Thai commission urges that ruling party be dissolved
In a televised statement on Monday, Thailand’s Prime Minister Abhisit Vejjajiva blamed the loss of life last Saturday in Bangkok on armed terrorists who had infiltrated the Red Shirt protesters.
He added that the security forces had opened fire only when fired upon. The Prime Minister’s statement came as he was suffering a double blow to his authority.
As coffins draped in Thai flags paraded through Bangkok to symbolise the death of democracy, Thailand’s electoral commission ruled that Vejjajiva’s Democrat Party should disband.
In addition, the chief of the Thai Army, General Anupong Paojinda, publicly called for the dissolution of parliament.
Despite pressure from the Vejjajiva administration, the Thai Army, which traditionally has been politically significant in the country, has been reluctant to use force against the protesters, and will become even more so following what will be seen as innocent blood on its hands.
Even though Vejjajiva has stated that the government and military remain united, without the unequivocal support of the Thai military and security forces, the his administration has very little room for maneuver.
Ironically, Vejjajiva may be saved from having to concede to the Red Shirts’ demands for fresh elections through the same process that deposed his predecessor and led to his own rise to the premiership.

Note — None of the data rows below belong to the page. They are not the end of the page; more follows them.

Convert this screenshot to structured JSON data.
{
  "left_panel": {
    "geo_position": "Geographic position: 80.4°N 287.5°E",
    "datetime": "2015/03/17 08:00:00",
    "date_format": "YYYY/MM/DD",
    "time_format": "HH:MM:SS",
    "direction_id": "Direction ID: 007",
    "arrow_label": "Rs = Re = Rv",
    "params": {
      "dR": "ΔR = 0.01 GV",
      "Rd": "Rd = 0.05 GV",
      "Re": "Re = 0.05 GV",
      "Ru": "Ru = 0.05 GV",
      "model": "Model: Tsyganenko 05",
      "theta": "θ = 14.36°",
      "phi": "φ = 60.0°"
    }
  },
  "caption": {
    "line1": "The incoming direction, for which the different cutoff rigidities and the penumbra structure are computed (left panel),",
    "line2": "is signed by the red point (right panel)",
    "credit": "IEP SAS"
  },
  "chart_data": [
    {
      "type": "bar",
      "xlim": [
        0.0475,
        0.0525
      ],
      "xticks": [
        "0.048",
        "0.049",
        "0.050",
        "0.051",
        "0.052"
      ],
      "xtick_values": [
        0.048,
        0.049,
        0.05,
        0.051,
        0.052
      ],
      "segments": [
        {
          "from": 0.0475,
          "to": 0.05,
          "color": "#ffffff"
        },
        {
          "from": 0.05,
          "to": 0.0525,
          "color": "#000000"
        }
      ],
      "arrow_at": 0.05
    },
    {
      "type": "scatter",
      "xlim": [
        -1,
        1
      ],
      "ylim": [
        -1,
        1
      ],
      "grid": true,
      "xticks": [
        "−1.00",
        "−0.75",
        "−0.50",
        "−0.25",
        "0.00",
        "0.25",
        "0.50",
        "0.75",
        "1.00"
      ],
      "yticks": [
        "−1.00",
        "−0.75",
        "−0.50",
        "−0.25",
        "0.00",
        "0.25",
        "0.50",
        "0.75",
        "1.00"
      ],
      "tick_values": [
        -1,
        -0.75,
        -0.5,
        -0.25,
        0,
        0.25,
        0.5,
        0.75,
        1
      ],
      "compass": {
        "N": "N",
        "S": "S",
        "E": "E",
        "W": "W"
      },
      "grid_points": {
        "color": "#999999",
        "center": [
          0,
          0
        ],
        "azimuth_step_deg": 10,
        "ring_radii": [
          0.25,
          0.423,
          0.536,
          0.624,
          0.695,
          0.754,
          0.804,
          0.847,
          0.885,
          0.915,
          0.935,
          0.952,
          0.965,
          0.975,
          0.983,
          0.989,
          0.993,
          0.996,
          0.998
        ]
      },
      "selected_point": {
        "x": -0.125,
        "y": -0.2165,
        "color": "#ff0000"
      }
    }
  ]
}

A court has ruled that Vejjajiva’s Democrat Party accepted 258 million baht in illegal campaign donations from cement maker TPI Polene.
Under Thai law, the courts have the power to dissolve any party ruled to have broken electoral laws and to ban its members from public office for five years. This is the same law that in 2008 resulted in the the disbanding of the People’s Power Party and the removal of Somchai Wongsawat from office. Leaders from both sides of the political divide have welcomed this development as a way to resolve the current deadlock.
However political commentators note that even with fresh elections the impasse that led to what is now known as Black Saturday would not end. Thai society has become increasingly polarised into pro-Thaksin Shinawatra and anti-Thaksin Shinawatra camps, and neither side will be willing to see the other side in power whatever the results of elections.
The violence on April 10 2010, the worst for 20 years, saw the death of 21 people, four soldiers and sixteen civilians, including Reuters reporter Hiroyuki Muramoto.